Status: Needs work » Needs review
FileSize
8.18 KB
FAILED: [[SimpleTest]]: [MySQL] Unable to apply patch postgresql_orderby.patch. View

Ok, Here's my try at improving the documentation.

@webchick: It seems that you didn't rollback the escapeAlias() method in includes/database/database.inc but that's not so important since it's not yet used :)

Josh Waihi’s picture

Maybe for D8 we could have something like a development mode where things like the db layer can imply strict rules like ANSI compliance but can be turned off in production for performance enhancements?

Just a thought.

chx’s picture

Such things add a horrible code weight which probably would need to be dead weight on all Drupal sites... so likely the answer is: no.

Josh Waihi’s picture

or rather 'contrib'.

Crell’s picture

You probably could write a contrib module that does a hook_query_alter on all SelectQuery instances, checks them for extra pedantry, and throws exceptions more readily than core does. Actually that's probably a nice feature for Devel as a toggle.

drifter’s picture

Status: Needs review » Reviewed & tested by the community

This was already RTBC. Dries raised some concerns, Berdir addressed them. I've read the new documentation in #29, and it seems clear to me (even though I didn't know much about the subject :) - so, RTBC?

mradcliffe’s picture

I read through this and the comments help clarify things for people not familiar with PostgreSQL.
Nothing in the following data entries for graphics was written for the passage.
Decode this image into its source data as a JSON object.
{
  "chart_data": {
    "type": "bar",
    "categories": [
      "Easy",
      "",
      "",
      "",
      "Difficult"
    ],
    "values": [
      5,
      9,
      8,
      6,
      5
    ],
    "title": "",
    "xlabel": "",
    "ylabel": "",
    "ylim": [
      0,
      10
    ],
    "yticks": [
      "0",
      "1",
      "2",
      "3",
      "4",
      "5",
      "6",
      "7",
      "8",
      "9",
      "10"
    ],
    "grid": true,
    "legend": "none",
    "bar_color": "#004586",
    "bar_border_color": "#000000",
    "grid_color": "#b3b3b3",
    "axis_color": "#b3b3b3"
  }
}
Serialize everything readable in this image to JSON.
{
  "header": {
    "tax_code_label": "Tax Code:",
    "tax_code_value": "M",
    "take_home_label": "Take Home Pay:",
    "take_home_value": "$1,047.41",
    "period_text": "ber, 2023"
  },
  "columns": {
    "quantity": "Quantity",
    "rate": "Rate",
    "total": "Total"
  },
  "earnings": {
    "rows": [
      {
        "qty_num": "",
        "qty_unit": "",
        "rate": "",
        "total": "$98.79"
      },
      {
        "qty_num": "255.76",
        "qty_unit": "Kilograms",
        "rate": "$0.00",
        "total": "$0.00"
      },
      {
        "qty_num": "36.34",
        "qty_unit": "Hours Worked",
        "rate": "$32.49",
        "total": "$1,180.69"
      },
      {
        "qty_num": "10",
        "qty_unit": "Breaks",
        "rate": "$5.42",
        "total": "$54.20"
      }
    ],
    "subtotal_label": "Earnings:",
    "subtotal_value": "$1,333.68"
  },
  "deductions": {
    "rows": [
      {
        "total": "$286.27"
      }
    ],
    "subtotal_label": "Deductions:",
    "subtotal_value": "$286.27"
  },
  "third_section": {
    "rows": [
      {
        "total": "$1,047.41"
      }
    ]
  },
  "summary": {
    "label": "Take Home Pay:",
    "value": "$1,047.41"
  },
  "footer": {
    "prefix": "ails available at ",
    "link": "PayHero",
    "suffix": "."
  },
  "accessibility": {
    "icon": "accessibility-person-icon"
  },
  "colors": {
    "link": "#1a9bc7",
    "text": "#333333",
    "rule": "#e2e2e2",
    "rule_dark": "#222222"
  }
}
+1 to RTBC if it still passes.

mradcliffe’s picture

#29: postgresql_orderby.patch queued for re-testing.

Status: Reviewed & tested by the community » Needs work

The last submitted patch, postgresql_orderby.patch, failed testing.

mradcliffe’s picture

Status: Needs work » Needs review
FileSize
8.88 KB
PASSED: [[SimpleTest]]: [MySQL] 24,821 pass(es). View

One hunk failed. Patch redo, should apply now.

mradcliffe’s picture

Status: Needs review » Reviewed & tested by the community

Okay, Berdir's patch passes again. Setting the status back to RTBC per drifter.

webchick’s picture

Status: Reviewed & tested by the community » Fixed

Read over the new docs and they seem clear. I don't forsee us finding another way around this unless we introduce a performance penalty for the 95% case of our users. Furthermore, this patch gets us to 100% tests passing on pgsql (I hope), and the sooner we get that, the sooner we can stop breaking pgsql all the time. Hope the new docs are cool with Dries (if not, your call, of course).

Committed #38 to HEAD. Thanks!!

Status: Fixed » Closed (fixed)

Automatically closed -- issue fixed for 2 weeks with no activity.